Esa tarde, como muchas otras, ya empezaba a refrescar un poco, y nos sentábamos en los capot de los autos, que conservaban el calorcito del motor por un rato. Los caballos corrían casi desaforadamente de un extremo a otro. Los jinetes también sacaban espuma por la boca en ocasiones. La adrenalina corría libremente. Y la diferencia de las generaciones no siempre se respetaba, fruto de la intoxicación hormonal y a veces alcohólica.

Estaba mirando el partido más o menos anodinamente, como si fuera uno más de los tantos que ví en mis 14 apenas años de existencia, acostumbrada a ver a mi padre sudar tanto como sus yeguas. La Barbarella y la Flecha eran sus preferidas. Y de repente un desaforado pechazo por la derecha hizo volar a mi padre por el aire, y cayó sentado. La nuca pegó un chicotazo contra el piso y ahí quedó inerte.

Ví a mi madre, que hasta entonces estaba sentada al lado mío con su pelo batido y su cigarrillo Peter Stuyvesant, salir corriendo como un rayo, mientras perdía los zapatos por el camino. Podría asegurarse que vio su vida desvanecerse frente a sus ojos. El destino le daría la razón.

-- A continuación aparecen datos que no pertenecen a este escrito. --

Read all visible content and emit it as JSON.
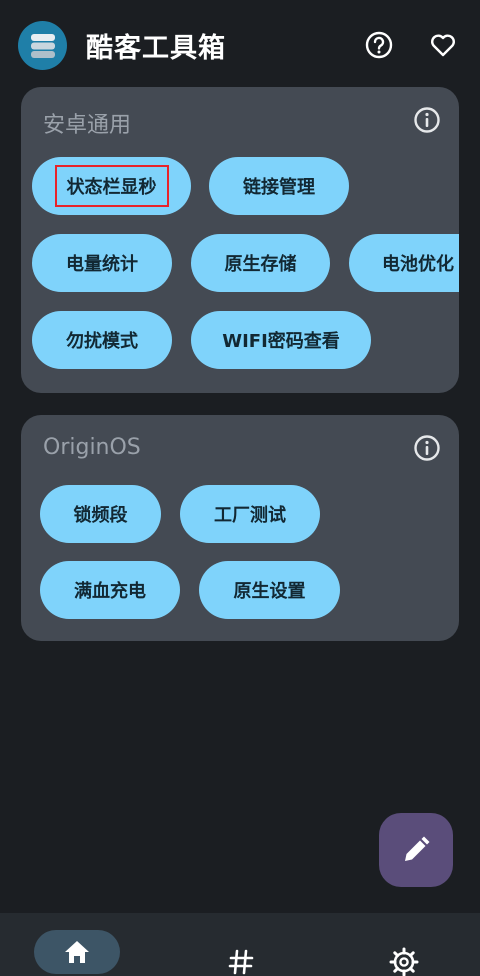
{
  "header": {
    "title": "酷客工具箱",
    "logo_icon": "stack-layers-icon",
    "help_icon": "help-circle-icon",
    "favorite_icon": "heart-outline-icon"
  },
  "sections": [
    {
      "title": "安卓通用",
      "info_icon": "info-circle-icon",
      "items": [
        "状态栏显秒",
        "链接管理",
        "电量统计",
        "原生存储",
        "电池优化",
        "勿扰模式",
        "WIFI密码查看"
      ]
    },
    {
      "title": "OriginOS",
      "info_icon": "info-circle-icon",
      "items": [
        "锁频段",
        "工厂测试",
        "满血充电",
        "原生设置"
      ]
    }
  ],
  "fab": {
    "icon": "pencil-icon"
  },
  "bottom_nav": {
    "items": [
      {
        "icon": "home-icon",
        "active": true
      },
      {
        "icon": "hashtag-icon",
        "active": false
      },
      {
        "icon": "gear-icon",
        "active": false
      }
    ]
  },
  "colors": {
    "background": "#1b1e22",
    "card": "#444a53",
    "chip": "#7fd3fb",
    "chip_text": "#122833",
    "fab": "#5a4d7a",
    "highlight_box": "#e8232a"
  }
}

viernes, 17 de junio de 2011

Full Circle again

Habiendo llegado a la edad provecta, he tomado al toro por las astas y he encarado una revisión existencial y física.

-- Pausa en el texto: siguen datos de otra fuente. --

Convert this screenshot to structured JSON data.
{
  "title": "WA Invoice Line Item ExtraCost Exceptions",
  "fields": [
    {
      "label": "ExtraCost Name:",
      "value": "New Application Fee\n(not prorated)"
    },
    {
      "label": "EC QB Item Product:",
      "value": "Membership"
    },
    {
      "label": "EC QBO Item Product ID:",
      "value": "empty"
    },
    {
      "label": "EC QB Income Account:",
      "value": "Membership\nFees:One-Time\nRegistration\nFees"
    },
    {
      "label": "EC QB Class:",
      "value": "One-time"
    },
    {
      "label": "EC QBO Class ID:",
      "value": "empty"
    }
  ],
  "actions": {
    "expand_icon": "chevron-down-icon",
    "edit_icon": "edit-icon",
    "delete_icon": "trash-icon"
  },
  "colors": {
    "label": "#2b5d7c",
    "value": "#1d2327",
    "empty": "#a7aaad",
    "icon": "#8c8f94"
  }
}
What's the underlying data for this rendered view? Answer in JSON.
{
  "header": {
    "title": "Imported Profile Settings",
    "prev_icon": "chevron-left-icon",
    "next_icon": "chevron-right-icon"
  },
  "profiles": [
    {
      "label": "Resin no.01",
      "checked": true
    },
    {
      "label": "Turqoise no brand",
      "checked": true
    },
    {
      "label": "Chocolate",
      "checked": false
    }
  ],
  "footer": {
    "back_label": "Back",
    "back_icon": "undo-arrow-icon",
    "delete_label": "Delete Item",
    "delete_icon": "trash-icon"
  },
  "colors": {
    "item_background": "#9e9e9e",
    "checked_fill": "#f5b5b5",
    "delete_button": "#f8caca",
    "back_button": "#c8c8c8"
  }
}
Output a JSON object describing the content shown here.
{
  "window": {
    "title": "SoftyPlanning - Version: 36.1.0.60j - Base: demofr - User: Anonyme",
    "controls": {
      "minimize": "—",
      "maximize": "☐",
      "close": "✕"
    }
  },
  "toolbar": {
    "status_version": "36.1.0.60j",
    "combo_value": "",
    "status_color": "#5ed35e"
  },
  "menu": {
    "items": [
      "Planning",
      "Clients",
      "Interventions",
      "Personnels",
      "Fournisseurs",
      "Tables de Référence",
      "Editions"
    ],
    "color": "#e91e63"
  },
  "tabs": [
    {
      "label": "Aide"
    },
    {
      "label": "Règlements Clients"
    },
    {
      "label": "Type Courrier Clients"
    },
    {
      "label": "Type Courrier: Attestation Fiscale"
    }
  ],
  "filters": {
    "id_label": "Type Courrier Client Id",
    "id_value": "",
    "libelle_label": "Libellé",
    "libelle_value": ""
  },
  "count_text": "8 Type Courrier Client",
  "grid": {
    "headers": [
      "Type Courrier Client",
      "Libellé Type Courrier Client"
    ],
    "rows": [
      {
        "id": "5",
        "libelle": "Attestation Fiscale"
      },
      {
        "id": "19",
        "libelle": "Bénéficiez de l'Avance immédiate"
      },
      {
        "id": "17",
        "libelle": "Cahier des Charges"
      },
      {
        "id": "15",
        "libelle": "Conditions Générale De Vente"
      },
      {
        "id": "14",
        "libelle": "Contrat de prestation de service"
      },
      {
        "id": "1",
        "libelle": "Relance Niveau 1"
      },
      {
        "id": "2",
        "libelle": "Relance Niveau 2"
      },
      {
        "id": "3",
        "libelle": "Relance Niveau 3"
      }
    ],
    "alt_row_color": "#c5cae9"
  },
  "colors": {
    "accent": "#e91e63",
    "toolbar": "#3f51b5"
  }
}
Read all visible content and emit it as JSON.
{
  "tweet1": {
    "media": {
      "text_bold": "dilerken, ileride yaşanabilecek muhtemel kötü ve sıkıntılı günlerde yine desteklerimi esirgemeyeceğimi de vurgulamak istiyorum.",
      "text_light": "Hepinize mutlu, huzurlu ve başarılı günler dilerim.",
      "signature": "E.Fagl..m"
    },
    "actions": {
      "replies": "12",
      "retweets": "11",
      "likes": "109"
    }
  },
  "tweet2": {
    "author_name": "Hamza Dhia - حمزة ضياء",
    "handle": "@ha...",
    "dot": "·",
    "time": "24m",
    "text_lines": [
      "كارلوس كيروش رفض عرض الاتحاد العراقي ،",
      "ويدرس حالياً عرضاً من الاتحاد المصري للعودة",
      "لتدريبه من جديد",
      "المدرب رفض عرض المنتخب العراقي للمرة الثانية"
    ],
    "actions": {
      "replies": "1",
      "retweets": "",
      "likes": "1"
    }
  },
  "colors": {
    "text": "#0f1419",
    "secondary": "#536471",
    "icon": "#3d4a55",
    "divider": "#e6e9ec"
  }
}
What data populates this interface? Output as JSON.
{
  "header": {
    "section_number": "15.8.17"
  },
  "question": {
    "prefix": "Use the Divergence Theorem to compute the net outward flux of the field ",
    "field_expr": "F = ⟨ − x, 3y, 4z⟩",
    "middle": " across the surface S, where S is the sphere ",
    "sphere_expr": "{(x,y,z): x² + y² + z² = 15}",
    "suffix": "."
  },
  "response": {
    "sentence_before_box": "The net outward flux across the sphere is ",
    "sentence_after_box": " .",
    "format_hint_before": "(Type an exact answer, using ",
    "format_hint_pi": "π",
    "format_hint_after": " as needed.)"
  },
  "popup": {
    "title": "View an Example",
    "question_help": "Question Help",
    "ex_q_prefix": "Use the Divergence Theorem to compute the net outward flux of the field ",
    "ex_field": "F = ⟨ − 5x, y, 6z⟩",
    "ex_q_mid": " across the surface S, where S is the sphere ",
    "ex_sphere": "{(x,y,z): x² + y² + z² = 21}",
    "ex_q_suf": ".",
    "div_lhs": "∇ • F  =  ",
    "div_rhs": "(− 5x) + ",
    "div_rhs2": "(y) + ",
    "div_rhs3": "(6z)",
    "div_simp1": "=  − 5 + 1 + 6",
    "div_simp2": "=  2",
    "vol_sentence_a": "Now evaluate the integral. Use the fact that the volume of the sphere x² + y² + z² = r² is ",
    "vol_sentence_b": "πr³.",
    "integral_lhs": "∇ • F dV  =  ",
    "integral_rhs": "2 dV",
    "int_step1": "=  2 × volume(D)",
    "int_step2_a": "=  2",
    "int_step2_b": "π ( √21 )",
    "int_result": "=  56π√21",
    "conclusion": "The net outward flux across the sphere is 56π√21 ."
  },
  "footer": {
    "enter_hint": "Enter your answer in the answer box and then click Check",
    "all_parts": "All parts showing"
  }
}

Empecé por hacerme un chequeo médico general, fruto del cual intentaré dejar de fumar, mover más el orto, y sacarme las innumerables piedras alojadas en la vesícula. Sin embargo, las que tengo en las glándulas salivares, no logran interesar a nadie. En el proceso de pedir turno con un cirujano (puaj) me topé con un nombre que desencadenó una cascada de recuerdos que con tanto esfuerzo contengo en el fondo más recóndito de mi materia grisácea desde mis años adolescentes.

Al Dr. Brea lo oí nombrar durante por lo menos 3 años y 7 meses. El Dr. Brea era como una referencia monumental y mítica para María Casais. María Casais era una enfermera gallega que había trabajado con el Dr. Brea, si no recuerdo mal, en el Hospital Británico. María Casais era de Finisterre. Era la persona más austera, dura, aguantadora, sólida, entregada y abnegada que conocí en mi vida. Probablemente un poco más que mi propia madre, que no se quedaba corta en la cuenta de esa cualidades. Ahora, el hecho de haber traído estas cosas a la memoria da pie a que empiece a vomitar una cadena interminable de cosas tremendas, que a lo largo de todo este no tan corto blog, he evitado con éxito.

Pero este es el anuncio. Iré acometiendo esa serie nefasta, negra y dolorosa en dosis homeopáticas. Quizá llegó el momento de hacerlo.